All analyses were performed using Stata 10.0. The prevalence of each behavioural and psychiatric symptom was estimated in cognitive groups. Participants were grouped both by MMSE scores, and by MCI classification. Three MMSE categories were defined including low (18-21), mild (22-25) and high (26-30). MCI classifications were 'not cognitively impaired', 'MCI' and 'OCIND'. Prevalences were also compared across MCI subgroups A-MCI, N-MCI and M-MCI as previously described. Differences in prevalence across groups were tested using likelihood ratio tests. Post-hoc pairwise tests comparing subgroups were not conducted.

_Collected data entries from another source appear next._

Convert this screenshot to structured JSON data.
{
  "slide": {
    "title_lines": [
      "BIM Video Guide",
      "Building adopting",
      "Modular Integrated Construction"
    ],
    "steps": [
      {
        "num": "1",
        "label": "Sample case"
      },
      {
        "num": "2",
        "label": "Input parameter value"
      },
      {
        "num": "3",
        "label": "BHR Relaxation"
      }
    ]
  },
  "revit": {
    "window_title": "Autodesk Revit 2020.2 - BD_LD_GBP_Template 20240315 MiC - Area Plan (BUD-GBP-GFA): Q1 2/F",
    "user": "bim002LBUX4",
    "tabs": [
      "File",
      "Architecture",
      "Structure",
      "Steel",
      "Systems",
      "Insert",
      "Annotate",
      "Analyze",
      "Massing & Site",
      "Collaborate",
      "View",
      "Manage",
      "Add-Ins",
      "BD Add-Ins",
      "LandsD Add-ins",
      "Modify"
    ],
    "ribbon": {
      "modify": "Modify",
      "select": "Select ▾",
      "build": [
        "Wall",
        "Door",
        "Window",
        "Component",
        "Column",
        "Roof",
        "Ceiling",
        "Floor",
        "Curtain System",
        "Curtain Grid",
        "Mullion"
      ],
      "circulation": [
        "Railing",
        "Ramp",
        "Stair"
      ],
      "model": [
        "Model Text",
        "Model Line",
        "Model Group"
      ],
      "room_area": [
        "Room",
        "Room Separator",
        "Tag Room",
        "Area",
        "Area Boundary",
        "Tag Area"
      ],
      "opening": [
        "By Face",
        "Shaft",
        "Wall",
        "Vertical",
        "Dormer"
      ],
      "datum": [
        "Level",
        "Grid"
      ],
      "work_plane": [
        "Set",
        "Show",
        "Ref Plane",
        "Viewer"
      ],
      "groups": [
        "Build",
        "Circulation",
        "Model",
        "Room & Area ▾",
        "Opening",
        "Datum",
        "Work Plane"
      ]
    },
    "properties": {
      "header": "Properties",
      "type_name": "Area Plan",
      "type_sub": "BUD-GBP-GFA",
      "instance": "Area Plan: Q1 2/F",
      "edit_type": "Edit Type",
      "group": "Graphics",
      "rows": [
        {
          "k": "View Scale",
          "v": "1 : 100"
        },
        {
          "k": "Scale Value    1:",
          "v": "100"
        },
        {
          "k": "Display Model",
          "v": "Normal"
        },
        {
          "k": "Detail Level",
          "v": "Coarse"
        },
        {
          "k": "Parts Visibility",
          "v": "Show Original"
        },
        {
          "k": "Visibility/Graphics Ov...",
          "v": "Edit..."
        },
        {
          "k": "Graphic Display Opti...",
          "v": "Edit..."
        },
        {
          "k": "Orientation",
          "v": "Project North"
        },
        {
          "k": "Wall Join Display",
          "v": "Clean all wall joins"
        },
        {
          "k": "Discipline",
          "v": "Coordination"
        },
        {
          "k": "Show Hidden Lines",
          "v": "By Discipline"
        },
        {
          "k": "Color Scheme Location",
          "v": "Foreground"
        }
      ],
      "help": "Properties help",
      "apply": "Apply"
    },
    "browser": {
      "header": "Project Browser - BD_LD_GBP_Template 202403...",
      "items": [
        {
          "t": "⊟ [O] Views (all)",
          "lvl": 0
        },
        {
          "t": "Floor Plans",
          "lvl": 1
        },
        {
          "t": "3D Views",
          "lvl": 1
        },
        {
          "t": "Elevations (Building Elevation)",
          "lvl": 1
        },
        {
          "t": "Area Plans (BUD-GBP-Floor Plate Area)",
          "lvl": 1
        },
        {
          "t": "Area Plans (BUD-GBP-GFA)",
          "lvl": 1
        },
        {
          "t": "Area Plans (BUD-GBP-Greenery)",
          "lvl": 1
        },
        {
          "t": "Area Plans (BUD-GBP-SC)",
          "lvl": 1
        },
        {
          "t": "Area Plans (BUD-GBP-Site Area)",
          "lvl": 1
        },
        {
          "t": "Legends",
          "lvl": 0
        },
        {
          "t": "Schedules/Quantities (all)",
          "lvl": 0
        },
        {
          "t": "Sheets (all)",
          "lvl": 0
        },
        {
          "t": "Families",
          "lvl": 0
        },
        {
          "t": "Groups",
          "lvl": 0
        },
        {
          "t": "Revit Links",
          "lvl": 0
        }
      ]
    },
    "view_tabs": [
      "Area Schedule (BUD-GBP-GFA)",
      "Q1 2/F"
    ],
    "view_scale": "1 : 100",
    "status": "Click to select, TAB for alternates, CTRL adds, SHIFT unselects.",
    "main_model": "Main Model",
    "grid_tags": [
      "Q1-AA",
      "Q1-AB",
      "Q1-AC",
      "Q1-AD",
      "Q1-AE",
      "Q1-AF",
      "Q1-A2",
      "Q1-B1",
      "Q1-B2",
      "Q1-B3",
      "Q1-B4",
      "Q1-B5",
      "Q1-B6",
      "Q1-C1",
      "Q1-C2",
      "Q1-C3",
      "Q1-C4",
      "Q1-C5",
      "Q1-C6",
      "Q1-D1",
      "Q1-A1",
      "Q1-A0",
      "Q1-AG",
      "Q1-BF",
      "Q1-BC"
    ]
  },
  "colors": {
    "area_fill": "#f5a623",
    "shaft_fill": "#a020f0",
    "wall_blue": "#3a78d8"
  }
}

Participants were back-weighted in prevalence estimation to adjust for over-sampling in the study population of individuals aged 75 years or older and the subsequent stratified sampling for the assessment interview. The relation between symptoms, subjective memory complaint, objective memory impairment, vascular disease, disability and socio-demographic factors was investigated using both univariate and multivariate logistic regression.
Co-occurrence between symptoms was measured using odds ratios estimated using logistic regression. Univariate analyses and multivariate analyses adjusting for the presence of all other symptoms, MMSE, age and sex were conducted. Factor analysis was used to determine the structure of the co-occurrence of symptoms. The Spearman's correlation matrix relating the symptoms was estimated and this was subjected to the principle factor analysis algorithm. The resulting factor solution was rotated for ease of interpretation using the Varimax rotation. This factor analysis was repeated within each of the MMSE and MCI subgroups described above.